# Senior Female Rat Seeking a New Home - Central FL



## Mis Ratitas (Jun 19, 2012)

I have the last of a group of 4 rats I adopted last year from an owner who could not care for them.

I have posted this ad in my local (Orlando) Craigslist and hoping to find someone that can adopt Gertie!

Gertrude is a Dwarf Hooded Rat.
She will be 2yrs old in October and has no health issues.

Gertie's "sisters" have recently passed away.
I am not in a position to take in more rats but don't want her to be lonely.
I am looking for an experienced rat owner that has other females she can bond with.
She is not very bonded with me so I feel ok with rehoming her.
Of the 4 she was the dominant and busy with managing the group, so we never really had a lot of one on one time.
She is not aggressive and I can handle her when needed.

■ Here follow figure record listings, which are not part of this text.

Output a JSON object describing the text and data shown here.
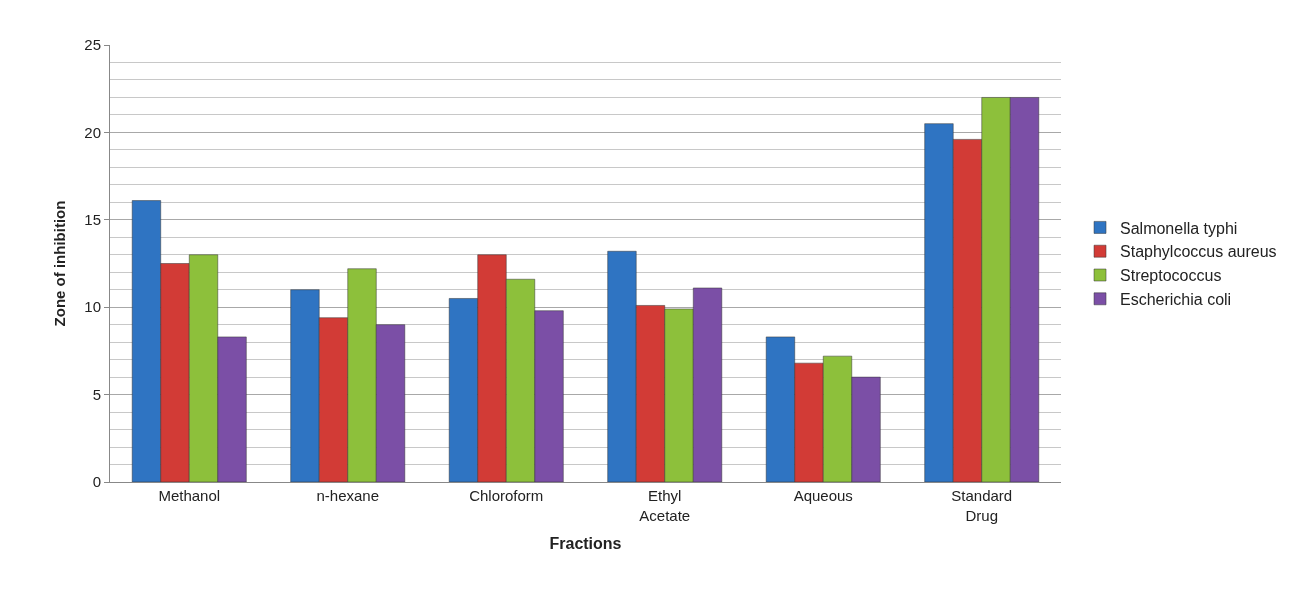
{
  "chart_data": {
    "type": "bar",
    "xlabel": "Fractions",
    "ylabel": "Zone of inhibition",
    "categories": [
      "Methanol",
      "n-hexane",
      "Chloroform",
      "Ethyl Acetate",
      "Aqueous",
      "Standard Drug"
    ],
    "series": [
      {
        "name": "Salmonella typhi",
        "color": "#2f74c2",
        "values": [
          16.1,
          11.0,
          10.5,
          13.2,
          8.3,
          20.5
        ]
      },
      {
        "name": "Staphylcoccus aureus",
        "color": "#d23b36",
        "values": [
          12.5,
          9.4,
          13.0,
          10.1,
          6.8,
          19.6
        ]
      },
      {
        "name": "Streptococcus",
        "color": "#8dc03b",
        "values": [
          13.0,
          12.2,
          11.6,
          9.9,
          7.2,
          22.0
        ]
      },
      {
        "name": "Escherichia coli",
        "color": "#7b4fa6",
        "values": [
          8.3,
          9.0,
          9.8,
          11.1,
          6.0,
          22.0
        ]
      }
    ],
    "ylim": [
      0,
      25
    ],
    "yticks": [
      0,
      5,
      10,
      15,
      20,
      25
    ],
    "grid": "y",
    "legend": "right"
  }
}
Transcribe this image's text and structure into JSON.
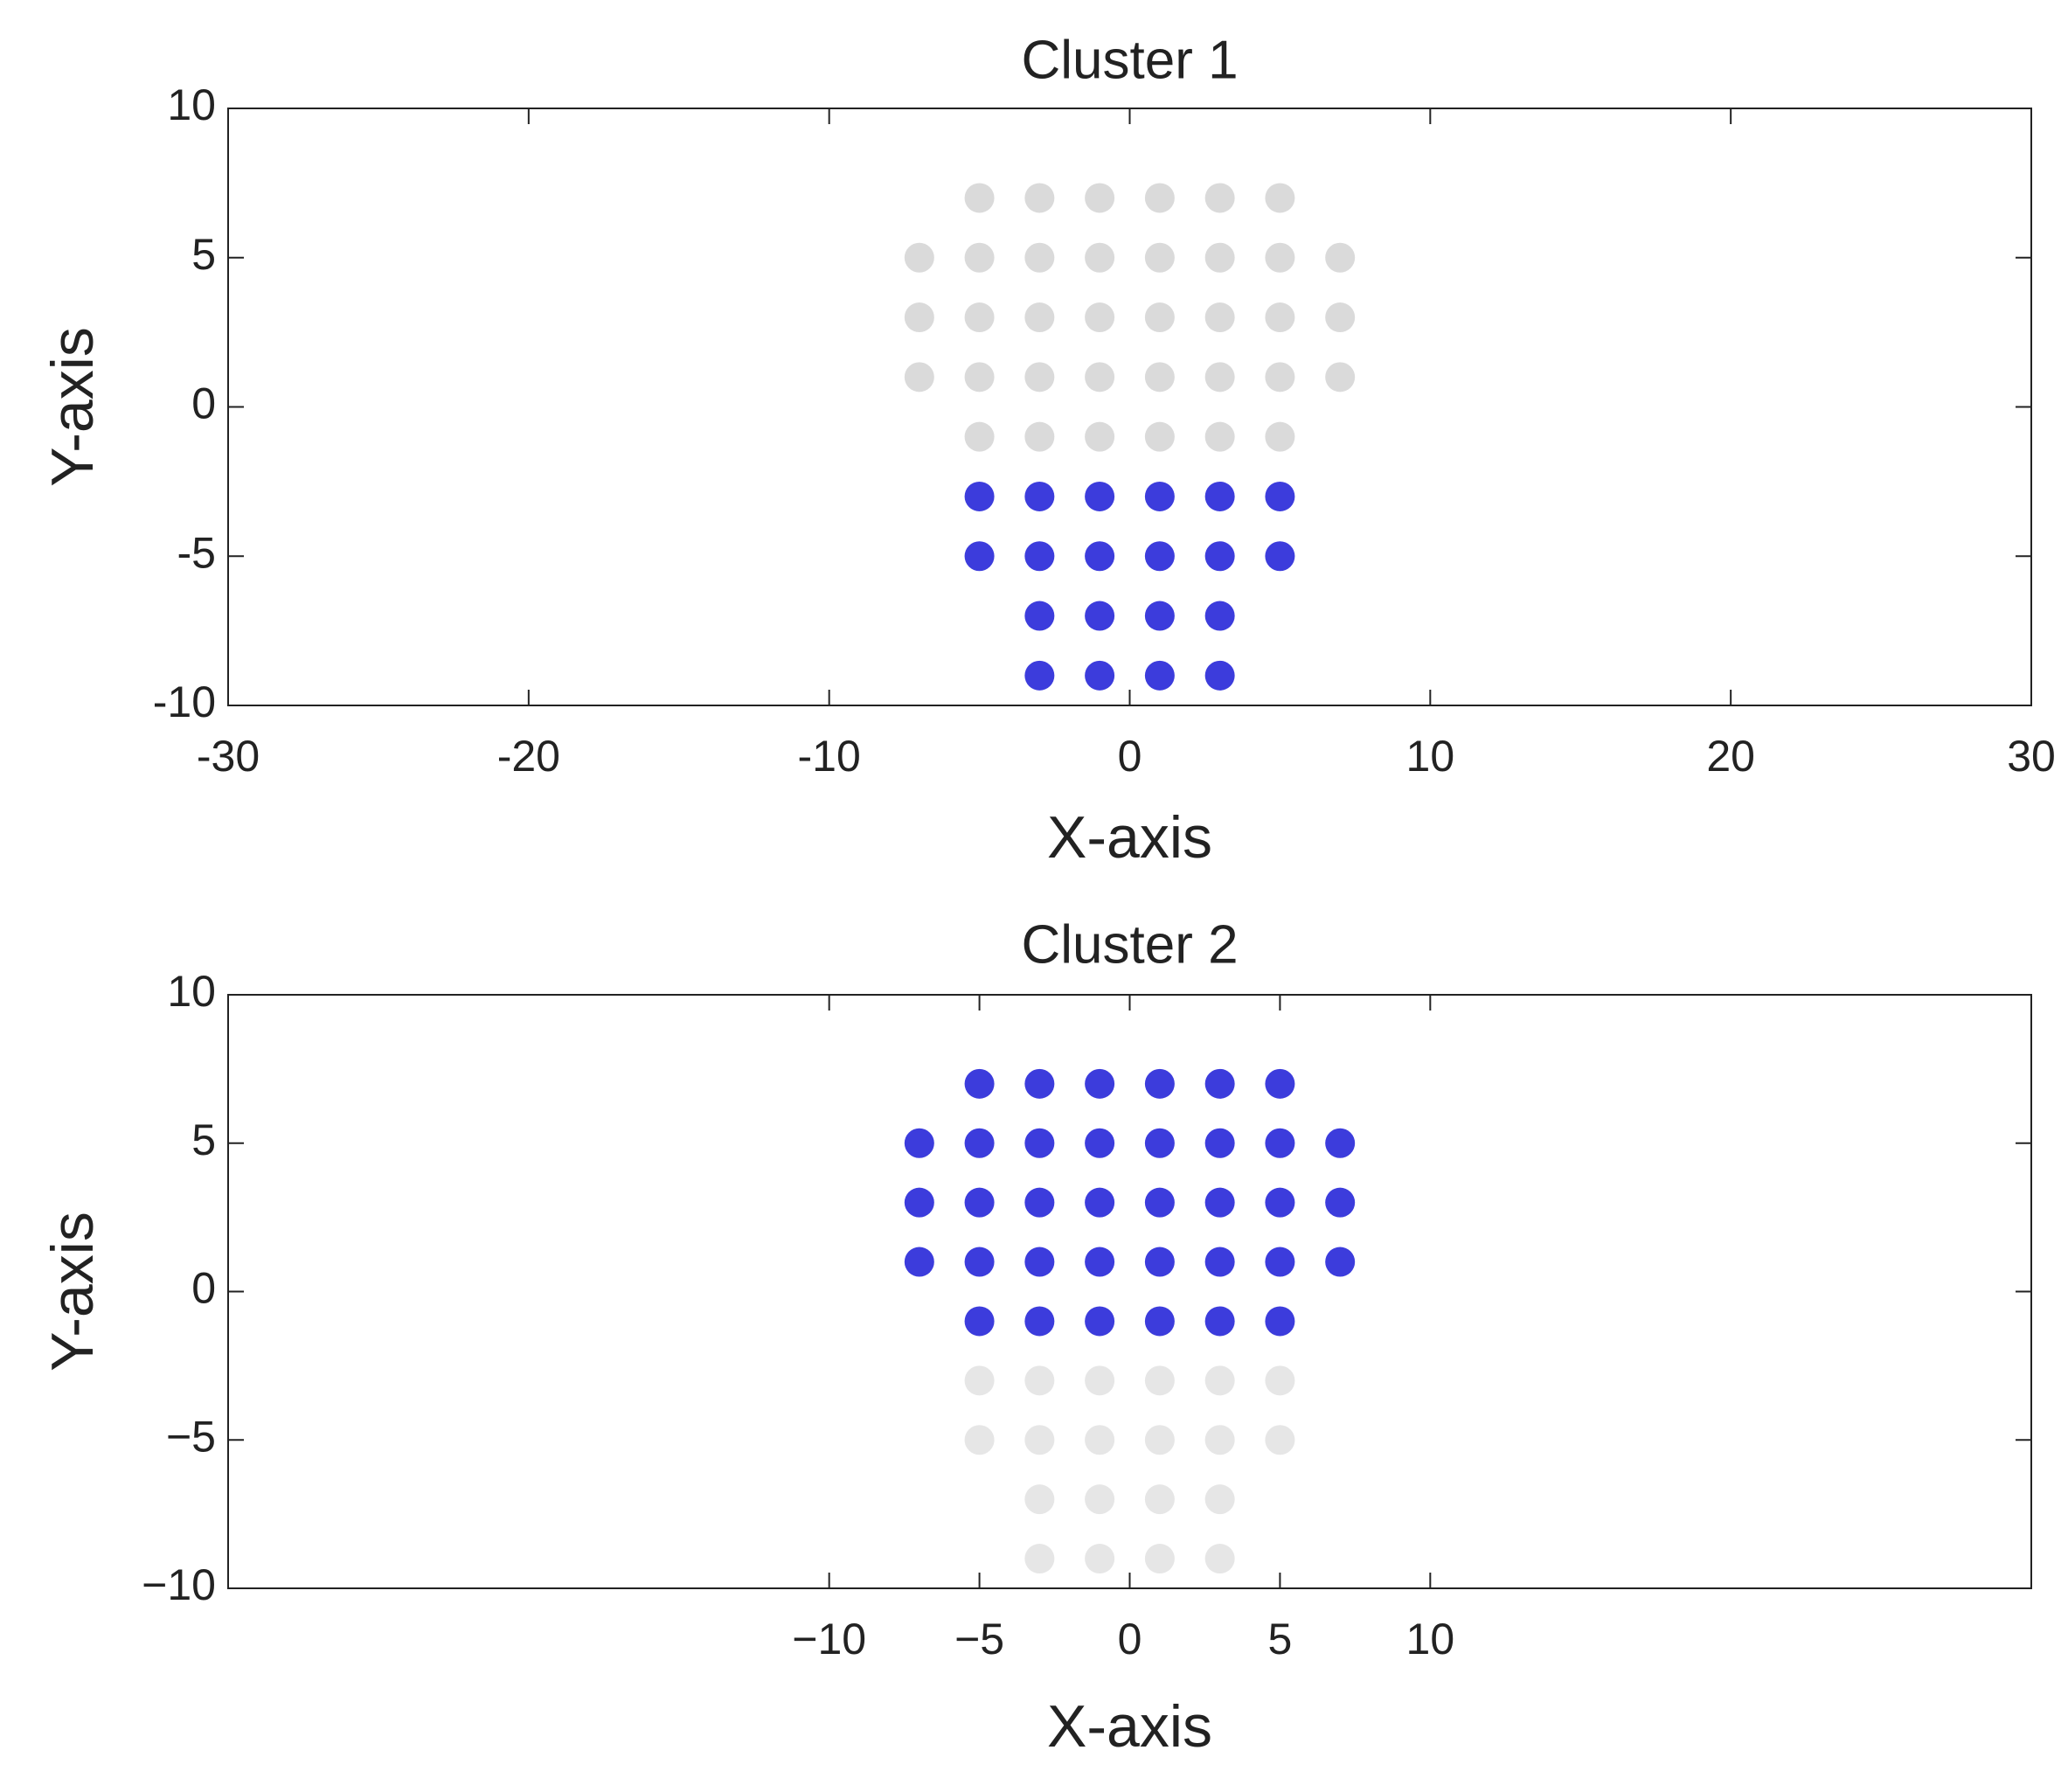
{
  "chart_data": [
    {
      "type": "scatter",
      "title": "Cluster 1",
      "x_label": "X-axis",
      "y_label": "Y-axis",
      "xlim": [
        -30,
        30
      ],
      "xticks": [
        -30,
        -20,
        -10,
        0,
        10,
        20,
        30
      ],
      "ylim": [
        -10,
        10
      ],
      "yticks": [
        -10,
        -5,
        0,
        5,
        10
      ],
      "series": [
        {
          "color": "#d3d3d3",
          "x": [
            -5,
            -3,
            -1,
            1,
            3,
            5,
            -7,
            -5,
            -3,
            -1,
            1,
            3,
            5,
            7,
            -7,
            -5,
            -3,
            -1,
            1,
            3,
            5,
            7,
            -7,
            -5,
            -3,
            -1,
            1,
            3,
            5,
            7,
            -5,
            -3,
            -1,
            1,
            3,
            5
          ],
          "values": [
            7,
            7,
            7,
            7,
            7,
            7,
            5,
            5,
            5,
            5,
            5,
            5,
            5,
            5,
            3,
            3,
            3,
            3,
            3,
            3,
            3,
            3,
            1,
            1,
            1,
            1,
            1,
            1,
            1,
            1,
            -1,
            -1,
            -1,
            -1,
            -1,
            -1
          ]
        },
        {
          "color": "#1a1ad6",
          "x": [
            -5,
            -3,
            -1,
            1,
            3,
            5,
            -5,
            -3,
            -1,
            1,
            3,
            5,
            -3,
            -1,
            1,
            3,
            -3,
            -1,
            1,
            3
          ],
          "values": [
            -3,
            -3,
            -3,
            -3,
            -3,
            -3,
            -5,
            -5,
            -5,
            -5,
            -5,
            -5,
            -7,
            -7,
            -7,
            -7,
            -9,
            -9,
            -9,
            -9
          ]
        }
      ]
    },
    {
      "type": "scatter",
      "title": "Cluster 2",
      "x_label": "X-axis",
      "y_label": "Y-axis",
      "xlim": [
        -30,
        30
      ],
      "xticks": [
        {
          "value": -10,
          "label": "−10"
        },
        {
          "value": -5,
          "label": "−5"
        },
        0,
        5,
        10
      ],
      "ylim": [
        -10,
        10
      ],
      "yticks": [
        {
          "value": -10,
          "label": "−10"
        },
        {
          "value": -5,
          "label": "−5"
        },
        0,
        5,
        10
      ],
      "series": [
        {
          "color": "#1a1ad6",
          "x": [
            -5,
            -3,
            -1,
            1,
            3,
            5,
            -7,
            -5,
            -3,
            -1,
            1,
            3,
            5,
            7,
            -7,
            -5,
            -3,
            -1,
            1,
            3,
            5,
            7,
            -7,
            -5,
            -3,
            -1,
            1,
            3,
            5,
            7,
            -5,
            -3,
            -1,
            1,
            3,
            5
          ],
          "values": [
            7,
            7,
            7,
            7,
            7,
            7,
            5,
            5,
            5,
            5,
            5,
            5,
            5,
            5,
            3,
            3,
            3,
            3,
            3,
            3,
            3,
            3,
            1,
            1,
            1,
            1,
            1,
            1,
            1,
            1,
            -1,
            -1,
            -1,
            -1,
            -1,
            -1
          ]
        },
        {
          "color": "#e2e2e2",
          "x": [
            -5,
            -3,
            -1,
            1,
            3,
            5,
            -5,
            -3,
            -1,
            1,
            3,
            5,
            -3,
            -1,
            1,
            3,
            -3,
            -1,
            1,
            3
          ],
          "values": [
            -3,
            -3,
            -3,
            -3,
            -3,
            -3,
            -5,
            -5,
            -5,
            -5,
            -5,
            -5,
            -7,
            -7,
            -7,
            -7,
            -9,
            -9,
            -9,
            -9
          ]
        }
      ]
    }
  ]
}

If you have EXPERIENCE and OTHER FEMALES that you can integrate her with, and willing to offer her a stable home to live out her life, please contact me.
There is no fee but I will want to deliver her to ensure it is a good home for a rat.


----------



## Jesi (Jun 10, 2013)

If I lived near you I would have loved to take her on. I hope you find a good home for her 


Sent from Petguide.com Free App


----------



## Mis Ratitas (Jun 19, 2012)

???


----------